Innovatie

Meldplicht datalekken: 5 feiten die iedere organisatie moet weten

0

Vanaf 1 januari 2016 zijn organisaties die persoonsgegevens verliezen of onrechtmatige verwerkingen van persoonsgegevens uitvoeren, wettelijk verplicht dit te melden bij de toezichthouder (het College bescherming persoonsgegevens, vanaf 1 januari 2016 de Autoriteit Persoonsgegevens). Als vervolgens blijkt dat de gelekte persoonsgegevens onvoldoende beveiligd waren of onrechtmatig werden verwerkt, dan kan je dat forse boetes opleveren.

Deze boetes kunnen oplopen tot maximaal €820.000,- of 10% van de jaaromzet. Het nalaten van het melden van een datalek bij de toezichthouder kan een boete van €500.000,- opleveren. Hoogste tijd dus om eens dieper in te gaan op de ins- en outs van deze meldplicht.

1. Datalekken zijn breed gedefinieerd

De meldplicht datalekken is vrij breed gedefinieerd, waardoor elke organisatie waarbij een datalek plaatsvindt, met de meldplicht te maken krijgt. Voorbeelden van datalekken zijn het verlies van een USB-stick waarop persoonsgegevens staan, het onbedoeld delen van persoonsgegevens of, meer voor de hand liggend, een hack waarbij persoonsgegevens buit gemaakt worden. Ook het (per ongeluk) verwijderen van persoonsgegevens of verlies daarvan door schade (zoals brand) waarbij geen back-up beschikbaar is, worden gezien als datalekken.

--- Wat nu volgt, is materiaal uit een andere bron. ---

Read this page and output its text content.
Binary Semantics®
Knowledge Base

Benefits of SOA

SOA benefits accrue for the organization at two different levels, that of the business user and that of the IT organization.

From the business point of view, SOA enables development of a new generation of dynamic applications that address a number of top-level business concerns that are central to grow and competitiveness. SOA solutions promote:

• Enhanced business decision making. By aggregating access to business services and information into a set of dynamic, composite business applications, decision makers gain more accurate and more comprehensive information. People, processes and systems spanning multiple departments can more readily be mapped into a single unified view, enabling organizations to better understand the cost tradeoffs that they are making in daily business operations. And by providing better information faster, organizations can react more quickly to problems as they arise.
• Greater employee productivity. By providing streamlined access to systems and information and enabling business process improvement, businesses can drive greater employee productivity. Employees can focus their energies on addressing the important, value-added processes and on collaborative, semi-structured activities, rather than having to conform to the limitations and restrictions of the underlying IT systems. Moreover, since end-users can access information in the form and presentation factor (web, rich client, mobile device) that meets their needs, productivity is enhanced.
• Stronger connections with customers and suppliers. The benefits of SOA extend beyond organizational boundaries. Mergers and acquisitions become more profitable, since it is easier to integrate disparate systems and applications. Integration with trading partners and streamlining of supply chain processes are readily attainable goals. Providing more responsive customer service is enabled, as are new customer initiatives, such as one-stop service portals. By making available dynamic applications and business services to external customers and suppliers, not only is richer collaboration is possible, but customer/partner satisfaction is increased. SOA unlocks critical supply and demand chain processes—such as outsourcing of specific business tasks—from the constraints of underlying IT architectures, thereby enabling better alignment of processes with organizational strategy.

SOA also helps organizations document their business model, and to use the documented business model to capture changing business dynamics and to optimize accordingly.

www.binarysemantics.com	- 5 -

In het algemeen worden drie categorieën onderscheiden:

  • Verlies van persoonsgegevens
  • Aanpassen en/of verwijderen van persoonsgegevens
  • Toegang tot persoonsgegevens door onbevoegden, bijvoorbeeld als deze onbedoeld gedeeld worden of door inbreuk op een systeem

2. Een datalek hoeft niet altijd gemeld te worden, maar wees alert

Er zijn in het geval van een lek drie opties:

  • Er hoeft geen melding gemaakt te worden
  • Er moet een melding gemaakt worden aan de toezichthouder
  • Er moet melding gedaan worden aan de toezichthouder én de personen die getroffen worden door het datalek

Gaat het om persoonsgegevens of ‘gewone’ gegevens?

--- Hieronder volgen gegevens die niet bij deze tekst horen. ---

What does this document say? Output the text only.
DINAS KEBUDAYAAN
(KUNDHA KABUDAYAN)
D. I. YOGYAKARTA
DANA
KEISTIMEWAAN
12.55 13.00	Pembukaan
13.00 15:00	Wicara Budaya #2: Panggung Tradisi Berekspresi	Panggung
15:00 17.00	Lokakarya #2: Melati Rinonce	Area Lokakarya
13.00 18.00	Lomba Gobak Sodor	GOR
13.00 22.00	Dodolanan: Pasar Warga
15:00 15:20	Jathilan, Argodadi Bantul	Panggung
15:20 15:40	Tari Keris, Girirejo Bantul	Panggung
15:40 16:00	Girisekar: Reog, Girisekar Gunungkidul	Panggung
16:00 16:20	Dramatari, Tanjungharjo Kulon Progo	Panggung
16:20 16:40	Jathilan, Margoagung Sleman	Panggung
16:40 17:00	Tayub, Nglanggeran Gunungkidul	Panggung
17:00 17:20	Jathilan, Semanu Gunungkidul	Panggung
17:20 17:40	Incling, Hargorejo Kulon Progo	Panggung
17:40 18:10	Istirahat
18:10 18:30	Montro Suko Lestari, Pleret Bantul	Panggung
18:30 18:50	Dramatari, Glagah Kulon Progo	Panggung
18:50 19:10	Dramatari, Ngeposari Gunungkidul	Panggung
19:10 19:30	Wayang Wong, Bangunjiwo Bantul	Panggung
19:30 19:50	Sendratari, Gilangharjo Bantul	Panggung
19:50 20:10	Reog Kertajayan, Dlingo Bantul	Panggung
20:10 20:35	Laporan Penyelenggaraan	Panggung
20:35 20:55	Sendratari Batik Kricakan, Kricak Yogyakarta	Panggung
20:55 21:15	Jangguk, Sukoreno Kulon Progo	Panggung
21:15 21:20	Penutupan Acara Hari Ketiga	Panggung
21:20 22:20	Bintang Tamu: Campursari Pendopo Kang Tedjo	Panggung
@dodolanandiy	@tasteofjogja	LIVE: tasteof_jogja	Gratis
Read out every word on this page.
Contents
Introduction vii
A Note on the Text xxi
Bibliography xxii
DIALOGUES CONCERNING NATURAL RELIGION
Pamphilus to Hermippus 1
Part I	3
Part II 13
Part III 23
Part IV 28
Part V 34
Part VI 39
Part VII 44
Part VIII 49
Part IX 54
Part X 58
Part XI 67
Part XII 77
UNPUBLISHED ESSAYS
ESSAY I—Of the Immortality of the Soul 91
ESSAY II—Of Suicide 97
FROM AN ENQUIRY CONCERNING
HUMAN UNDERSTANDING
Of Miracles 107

Zodra er sprake is van een datalek, is het aan je organisatie om te bepalen of daar melding van gemaakt moet worden. Ten eerste moet er bepaald worden of er persoonsgegevens gelekt zijn, of dat er louter ‘gewone’ gegevens betrokken zijn bij het lek, zoals bedrijfsgegevens.

Hoe ernstig is het lek?

Zijn er persoonsgegevens gelekt, dan moet er volgens de meldplicht sprake zijn van een ernstig datalek. Een lek kan als ernstig aangemerkt worden als het een grote hoeveelheid data betreft (kwantitatief ernstig), maar ook als het om gevoelige informatie gaat, zoals inloggegevens, financiële gegevens of gegevens die betrekking hebben op de levensovertuiging of de gezondheid van de personen in kwestie (kwalitatief ernstig). ‘Ernstige’ datalekken moeten binnen 72 uur aan de toezichthouder gemeld worden.

Moet je het aan de betrokken personen melden?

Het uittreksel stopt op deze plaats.